Portanto, a regra jurídica é produto de diversos órgãos hierarquizados que dependem da autoridade suprema da Constituição, a qual tem sua validade posta pela Norma Fundamental, sendo esta não real e sim hipotética, responsável pela transmissão da validade da ordem jurídica74. A concepção de norma fundamental, com todas as discrepâncias que advém de uma norma hipotética, concebida, em ultima análise como norma de direito natural, tornou-se a criação de maior problema dessa Teoria Pura do Direto, sendo à base das maiores críticas apresentadas a escola.

Ressaltamos que a concepção dessa Teoria prevê o Estado como fonte primeira do Direito, sendo que apenas há o Estado de Direito, isto é, proveniente de uma ordem de direito, o que faz deste um Ordenamento Normativo, onde o poder daquele é dado por este, sendo este poder condição do próprio direito75.

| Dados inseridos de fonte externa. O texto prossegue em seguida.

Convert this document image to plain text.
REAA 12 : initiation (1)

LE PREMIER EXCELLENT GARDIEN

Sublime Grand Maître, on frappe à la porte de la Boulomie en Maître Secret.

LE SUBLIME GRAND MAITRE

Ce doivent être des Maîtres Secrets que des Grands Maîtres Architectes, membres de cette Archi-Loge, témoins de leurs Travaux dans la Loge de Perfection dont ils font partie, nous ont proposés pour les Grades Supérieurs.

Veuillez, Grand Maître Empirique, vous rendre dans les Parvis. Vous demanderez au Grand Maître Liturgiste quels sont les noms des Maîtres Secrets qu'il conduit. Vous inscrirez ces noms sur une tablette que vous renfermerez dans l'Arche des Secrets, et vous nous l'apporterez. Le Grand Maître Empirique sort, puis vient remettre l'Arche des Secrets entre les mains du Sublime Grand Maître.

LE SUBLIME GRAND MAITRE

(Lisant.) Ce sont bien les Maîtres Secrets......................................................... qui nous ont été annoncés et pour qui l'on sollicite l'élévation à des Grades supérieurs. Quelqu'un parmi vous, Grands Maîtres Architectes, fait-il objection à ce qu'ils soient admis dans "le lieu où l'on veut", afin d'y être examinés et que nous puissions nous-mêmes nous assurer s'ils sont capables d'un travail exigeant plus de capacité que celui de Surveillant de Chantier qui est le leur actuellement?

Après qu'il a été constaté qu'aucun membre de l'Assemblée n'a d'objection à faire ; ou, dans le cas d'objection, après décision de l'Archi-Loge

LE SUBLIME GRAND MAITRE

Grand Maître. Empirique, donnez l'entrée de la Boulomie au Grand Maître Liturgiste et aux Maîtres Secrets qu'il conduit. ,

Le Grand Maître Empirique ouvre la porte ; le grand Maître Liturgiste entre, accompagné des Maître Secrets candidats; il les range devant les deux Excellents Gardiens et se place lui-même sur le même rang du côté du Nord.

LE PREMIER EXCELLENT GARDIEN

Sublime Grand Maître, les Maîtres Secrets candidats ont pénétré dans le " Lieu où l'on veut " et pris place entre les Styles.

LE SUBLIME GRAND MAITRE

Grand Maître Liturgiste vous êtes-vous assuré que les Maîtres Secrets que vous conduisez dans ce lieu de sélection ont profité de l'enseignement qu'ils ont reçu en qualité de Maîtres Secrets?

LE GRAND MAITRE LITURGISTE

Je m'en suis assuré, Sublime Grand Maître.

Aqui se percebe que, tal como o positivismo empírico perdeu de vista a norma, o positivismo lógico-normativo perdeu de vista a vida real.

4.4. Positivismo Empírico

Nessa filosofia se busca preencher os conceitos legais com sentido, sendo que esse sentido foi buscado nos fatos jurídicos, tendo em vista que não o poderia ser feito no Direito Natural, assim como, já se havia percebido que as leis não proporcionavam tal elemento. Para tal, essa escola volta-se para uma concepção do direito como um dado do mundo interior, fato psicológico, ou como um dado do mundo exterior, fato sociológico76.

Por essa razão essa escola se subdivide em diversas correntes filosóficas, que buscam dar suas contribuições para o aperfeiçoamento das correntes positivistas, estando todas embasadas no positivismo motivado pelos fatos, qual seja, empírico. Limitaremos-nos agora a expor algumas dessas correntes filosóficas com o ideal básico de cada uma das expostas, advertindo, contudo, que essa sistematização foi realizada de uma compilação de diversos autores, que não são uníssonos entre si para o seu estabelecimento77.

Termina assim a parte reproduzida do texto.